Estimate errors add to shortfall in DHS budget

Thursday, December 29, 2005 |
PORTLAND (AP) - Even with the state well into an economic recovery, the number of Oregonians who qualify for food stamps, welfare and free medical care keeps growing.
The counterintuitive combination caused state forecasters to vastly underestimate how many people would qualify for government help in the current 2005-07 budget. The missed estimate has contributed heavily to a $172 million budget shortfall that the state Department of Human Services revealed this week.
State leaders will start trying to fix the problem next month, and legislative leaders have raised the possibility of special session. Lawmakers hope to plug the gap without cutting services to the poor, but they have yet to figure out a way to do that.
The Department of Human Services is the state's largest agency with a two-year budget of $9.8 billion.
Judy Mohr-Peterson, who was appointed two months to head a client-caseload forecasting team, said the estimates used to build the 2005-07 budget were off because DHS caseloads showed more growth than at any time since the Oregon Health Plan was launched in 1993.
“Even though we have had a recovering economy, we have also had population growth, and the percentage of our people living under the poverty level has grown,” Mohr-Peterson said.
Another factor, she noted, is the type of jobs being created in the recovery.
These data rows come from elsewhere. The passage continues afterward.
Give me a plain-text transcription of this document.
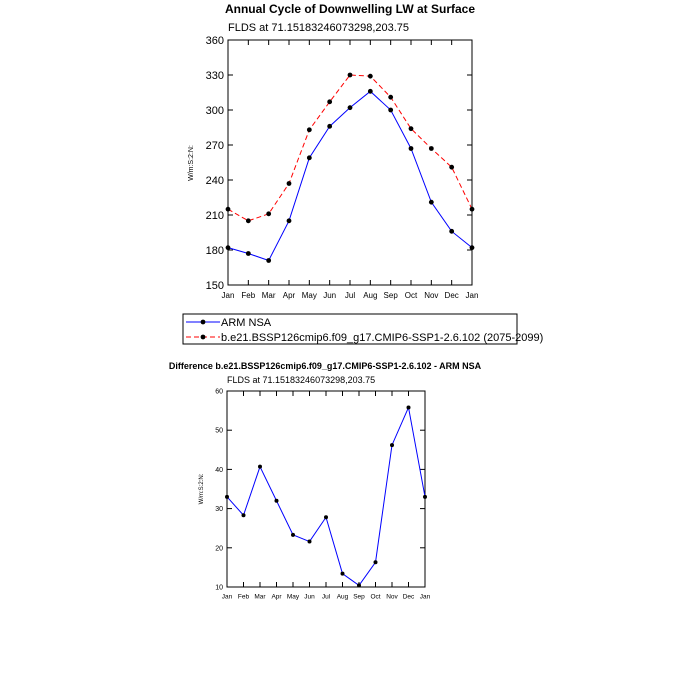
Annual Cycle of Downwelling LW at Surface
FLDS at 71.15183246073298,203.75
W/m:S:2:N:
150
180
210
240
270
300
330
360
Jan Feb Mar Apr May Jun Jul Aug Sep Oct Nov Dec Jan
ARM NSA
b.e21.BSSP126cmip6.f09_g17.CMIP6-SSP1-2.6.102 (2075-2099)
Difference b.e21.BSSP126cmip6.f09_g17.CMIP6-SSP1-2.6.102 - ARM NSA
FLDS at 71.15183246073298,203.75
W/m:S:2:N:
10
20
30
40
50
60
Jan Feb Mar Apr May Jun Jul Aug Sep Oct Nov Dec Jan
Most are low-wage service-sector jobs without health insurance.
State forecasters missed almost 30,000 people. They correctly predicted the Oregon Health Plan would shrink, but failed to realize how many people cut off from that program would qualify under the law for regular Medicaid coverage.
Moreover, the forecasters underestimated the caseload of blind and disabled people, and the state is seeing higher-than-projected caseloads for welfare and other programs serving children and families.